E chi meglio di un bambino poteva inaugurare il registro degli ospiti di questo nuovo anno e questo nuovo porto?
Anche se Michela e Gabriele, fedelissimi, ci avevano raggiunto già a gennaio, la prima new entry è quella del piccolo Matteo e dei “grandi”(mamma, papà, Nadia e Paolo) che hanno accompagnato e condiviso con noi il suo entusiasmo, la sua allegria e la sana e contagiosa vivacità che contraddistingue un bimbo “vero”.

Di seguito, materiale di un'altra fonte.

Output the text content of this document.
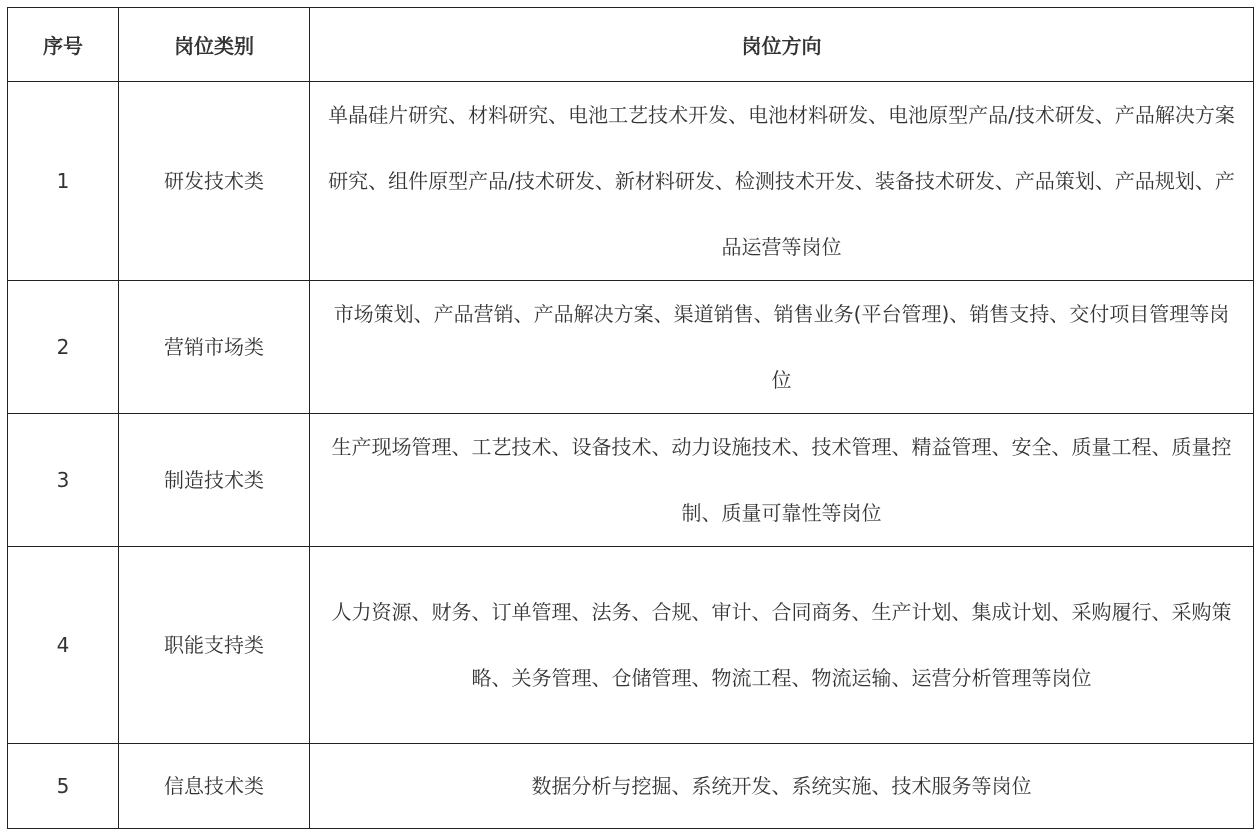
序号	岗位类别	岗位方向
1	研发技术类	单晶硅片研究、材料研究、电池工艺技术开发、电池材料研发、电池原型产品/技术研发、产品解决方案研究、组件原型产品/技术研发、新材料研发、检测技术开发、装备技术研发、产品策划、产品规划、产品运营等岗位
2	营销市场类	市场策划、产品营销、产品解决方案、渠道销售、销售业务(平台管理)、销售支持、交付项目管理等岗位
3	制造技术类	生产现场管理、工艺技术、设备技术、动力设施技术、技术管理、精益管理、安全、质量工程、质量控制、质量可靠性等岗位
4	职能支持类	人力资源、财务、订单管理、法务、合规、审计、合同商务、生产计划、集成计划、采购履行、采购策略、关务管理、仓储管理、物流工程、物流运输、运营分析管理等岗位
5	信息技术类	数据分析与挖掘、系统开发、系统实施、技术服务等岗位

In attesa di rivederli tutti per mantenere la promessa di far timonare Capitan Matteo, mi chiedo a cosa avrebbe pensato la sua fantasia bambina, sentendo parlare di un luogo denominato “Castello di Donnafugata”.

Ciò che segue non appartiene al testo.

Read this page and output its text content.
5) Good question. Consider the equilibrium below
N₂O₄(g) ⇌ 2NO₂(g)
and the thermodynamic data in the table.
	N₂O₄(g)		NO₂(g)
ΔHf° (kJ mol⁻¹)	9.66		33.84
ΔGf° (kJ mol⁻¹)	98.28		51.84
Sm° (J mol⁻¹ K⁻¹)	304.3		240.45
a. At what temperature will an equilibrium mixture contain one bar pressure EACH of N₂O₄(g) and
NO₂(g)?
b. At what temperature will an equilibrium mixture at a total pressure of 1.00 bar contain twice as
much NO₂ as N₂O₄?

Cosa si aspetterebbe di vedere, e noi con lui, se non un maniero medievale con torri e merli e ponti levatoi, e nella torre più alta, un’infelice principessa rapita al suo vero amore…?
E invece no!
Con buona pace delle favole, il castello è una casa, una bellissima, aristocratica e antica casa dove, nell’Ottocento, il barone di Donnafugata trascorreva i suoi periodi di villeggiatura.
A cercare di mantenere l’alone romantico ci provano le leggende attorno all’origine del nome: dalla fuga della regina Bianca di Navarra, all’etimologia araba “fonte della salute”.

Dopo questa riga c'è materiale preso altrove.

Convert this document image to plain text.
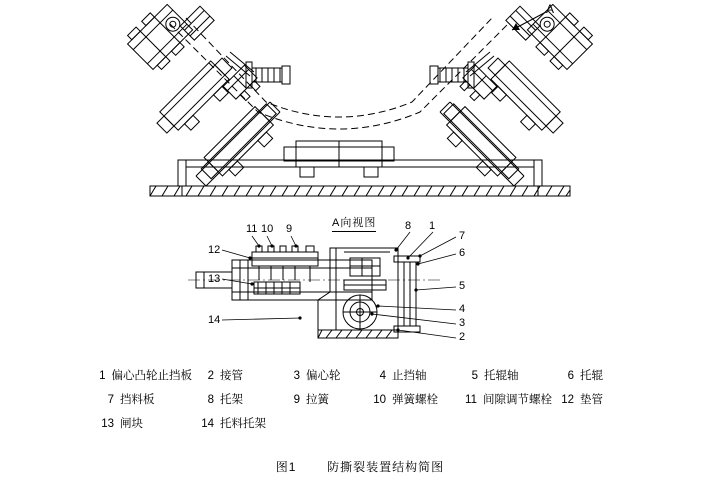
A向视图
A
11 10 9	8 1
12
13
14
7
6
5
4
3
2
1 偏心凸轮止挡板	2 接管	3 偏心轮	4 止挡轴	5 托辊轴	6 托辊
7 挡料板	8 托架	9 拉簧	10 弹簧螺栓	11 间隙调节螺栓 12 垫管
13 闸块	14 托料托架
图1	防撕裂装置结构简图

Nulla di storicamente certo e fatica francamente inutile perché il posto è affascinante a prescindere.
La mia anima “verde” più che le stanze affrescate,
le scalinate nero-lava e i costumi in mostra, è inguaribilmente attratta dal giardino che circonda il castello.
Ficus giganteschi, pini marittimi e un diffuso profumo di macchia mediterranea fanno facilmente immaginare cosa doveva essere nel suo pieno splendore.

Intatto, dai tempi del Barone, spunta tra gli alberi un labirinto di pietra bianca: muretti a secco che si snodano e si arrotolano e interrompono il cammino.
Ci perdiamo col gusto dei bambini che giocano e di fronte all’ennesimo vicolo cieco, con una saggezza che difficilmente applichiamo nella vita, torniamo indietro, scegliendo strade opposte a quelle che ci hanno condotto dove non volevamo.